Lab-on-a-disc developed for urinary tract infections

Researchers develop lab-on-a-disc device for fast diagnostics of urinary tract infections

Untreated urinary tract infections may trigger sepsis, a disease that can be deadly. Early diagnosis could save lives and reduce healthcare costs.

In the journal Biomicrofluidics the team describes creating a lab-on-a-disc platform that combines microfluidics and Raman microscopy, a modern optical detection method.

Its medical diagnostics device is designed to harness centrifugal force to capture the tiny bacteria directly from patients' samples of bodily fluids.

The work involves extremely small sample sizes, on the scale of a small raindrop, so the device needed to be a microfluidic one.

The team's concept then adds Raman spectroscopy to its centrifugal microfluidic platform.

Ute Neugebauer, group leader at the Jena University Hospital and Leibniz Institute of Technology, said: "Raman spectroscopy uses the way light interacts with matter to produce 'unique scattering,' the equivalent of a molecular fingerprint, which can then be used to identify the types of bacteria present.”
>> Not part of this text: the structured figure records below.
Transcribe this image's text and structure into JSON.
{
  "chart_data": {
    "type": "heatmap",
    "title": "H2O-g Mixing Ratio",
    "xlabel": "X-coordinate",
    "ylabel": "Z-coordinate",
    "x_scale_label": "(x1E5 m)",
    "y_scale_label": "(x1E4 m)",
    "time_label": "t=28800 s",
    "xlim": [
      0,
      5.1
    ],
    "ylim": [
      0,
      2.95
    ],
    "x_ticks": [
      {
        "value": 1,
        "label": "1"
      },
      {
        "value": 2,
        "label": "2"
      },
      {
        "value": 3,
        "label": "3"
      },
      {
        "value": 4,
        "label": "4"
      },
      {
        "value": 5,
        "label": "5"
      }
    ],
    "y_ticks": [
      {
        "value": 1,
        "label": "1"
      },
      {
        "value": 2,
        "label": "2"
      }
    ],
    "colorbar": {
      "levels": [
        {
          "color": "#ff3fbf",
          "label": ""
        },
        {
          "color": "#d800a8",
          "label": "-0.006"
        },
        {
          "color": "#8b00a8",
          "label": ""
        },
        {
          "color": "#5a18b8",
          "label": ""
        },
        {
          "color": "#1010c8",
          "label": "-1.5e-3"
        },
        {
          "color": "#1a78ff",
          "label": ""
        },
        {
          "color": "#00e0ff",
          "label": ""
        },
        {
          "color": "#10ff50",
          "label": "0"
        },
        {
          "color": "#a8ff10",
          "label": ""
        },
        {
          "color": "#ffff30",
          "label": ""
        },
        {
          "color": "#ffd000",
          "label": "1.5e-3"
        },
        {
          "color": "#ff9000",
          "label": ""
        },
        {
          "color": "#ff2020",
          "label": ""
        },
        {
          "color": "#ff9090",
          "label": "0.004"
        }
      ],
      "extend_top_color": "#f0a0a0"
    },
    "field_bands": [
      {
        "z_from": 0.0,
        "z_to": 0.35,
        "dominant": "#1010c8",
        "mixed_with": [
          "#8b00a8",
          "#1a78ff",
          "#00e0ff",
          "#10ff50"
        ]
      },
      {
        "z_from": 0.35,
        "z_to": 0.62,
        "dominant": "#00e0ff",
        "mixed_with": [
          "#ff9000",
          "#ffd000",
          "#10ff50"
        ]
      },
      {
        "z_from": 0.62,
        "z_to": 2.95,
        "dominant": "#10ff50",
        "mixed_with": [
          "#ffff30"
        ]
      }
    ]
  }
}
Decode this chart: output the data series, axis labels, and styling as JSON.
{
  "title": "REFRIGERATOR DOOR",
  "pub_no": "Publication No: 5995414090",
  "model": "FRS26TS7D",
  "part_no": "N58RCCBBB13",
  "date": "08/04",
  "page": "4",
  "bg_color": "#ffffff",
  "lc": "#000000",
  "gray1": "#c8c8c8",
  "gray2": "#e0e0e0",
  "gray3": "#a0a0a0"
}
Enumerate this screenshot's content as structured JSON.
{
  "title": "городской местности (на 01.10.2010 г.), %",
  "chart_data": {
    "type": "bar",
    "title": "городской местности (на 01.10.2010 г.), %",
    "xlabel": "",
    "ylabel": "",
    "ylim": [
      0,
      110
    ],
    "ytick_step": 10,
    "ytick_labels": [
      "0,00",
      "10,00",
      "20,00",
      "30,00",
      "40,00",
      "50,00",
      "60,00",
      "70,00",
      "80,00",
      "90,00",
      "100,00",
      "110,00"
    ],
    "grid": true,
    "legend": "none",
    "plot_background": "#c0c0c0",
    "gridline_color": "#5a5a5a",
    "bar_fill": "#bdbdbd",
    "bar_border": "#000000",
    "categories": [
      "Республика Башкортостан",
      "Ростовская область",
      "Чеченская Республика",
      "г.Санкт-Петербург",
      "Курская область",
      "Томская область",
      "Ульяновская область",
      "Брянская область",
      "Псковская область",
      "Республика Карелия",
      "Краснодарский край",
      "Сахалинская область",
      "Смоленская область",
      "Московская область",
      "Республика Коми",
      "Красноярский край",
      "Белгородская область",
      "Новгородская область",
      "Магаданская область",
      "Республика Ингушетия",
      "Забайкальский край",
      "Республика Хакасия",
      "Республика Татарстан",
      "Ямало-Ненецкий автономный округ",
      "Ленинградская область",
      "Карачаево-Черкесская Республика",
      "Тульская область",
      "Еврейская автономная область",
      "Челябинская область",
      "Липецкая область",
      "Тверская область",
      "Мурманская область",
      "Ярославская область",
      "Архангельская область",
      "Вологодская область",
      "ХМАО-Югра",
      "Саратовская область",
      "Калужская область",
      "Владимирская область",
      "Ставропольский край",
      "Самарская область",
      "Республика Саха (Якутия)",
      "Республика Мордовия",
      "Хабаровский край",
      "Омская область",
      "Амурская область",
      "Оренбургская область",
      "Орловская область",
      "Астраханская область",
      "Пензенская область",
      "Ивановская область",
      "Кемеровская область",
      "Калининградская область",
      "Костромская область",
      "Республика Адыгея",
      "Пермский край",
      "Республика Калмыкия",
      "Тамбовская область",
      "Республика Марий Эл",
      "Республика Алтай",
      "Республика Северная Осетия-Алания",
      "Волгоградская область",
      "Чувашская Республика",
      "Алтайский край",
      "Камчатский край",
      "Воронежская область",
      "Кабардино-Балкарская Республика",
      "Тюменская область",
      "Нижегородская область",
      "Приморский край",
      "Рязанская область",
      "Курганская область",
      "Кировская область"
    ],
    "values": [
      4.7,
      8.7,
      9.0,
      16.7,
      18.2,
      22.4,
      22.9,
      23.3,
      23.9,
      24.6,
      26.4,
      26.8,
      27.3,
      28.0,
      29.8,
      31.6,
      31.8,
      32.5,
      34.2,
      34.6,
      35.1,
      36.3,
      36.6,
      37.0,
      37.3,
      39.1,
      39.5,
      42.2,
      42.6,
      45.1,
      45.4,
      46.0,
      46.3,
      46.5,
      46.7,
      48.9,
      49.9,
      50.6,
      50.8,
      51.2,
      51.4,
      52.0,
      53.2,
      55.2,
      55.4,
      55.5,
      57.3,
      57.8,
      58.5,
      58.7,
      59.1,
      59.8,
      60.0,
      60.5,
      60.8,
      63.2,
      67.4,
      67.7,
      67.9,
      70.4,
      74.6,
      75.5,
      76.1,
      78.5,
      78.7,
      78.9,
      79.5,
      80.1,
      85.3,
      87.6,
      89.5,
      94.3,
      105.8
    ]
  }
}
Ulrich-Christian Schröder, a PhD student at the Jena University Hospital and Leibniz Institute of Technology in Germany, said: "In our pilot study, we were able to identify Escherichia coli and Enterococcus faecalis, two species known to cause urinary tract infections, within 70 minutes, directly from patients' urine samples."

The speedy diagnosis marks a large reduction in the wait time associated with methods routinely used to identify bacteria and diagnose urinary tract infections.

Neugebaur said: “The next step will involve implementing antibiotic susceptibility testing and automating the sample pre-treatment steps.

"Our ultimate vision is to apply the concepts behind our device to enable diagnostics devices for use with other bodily fluids."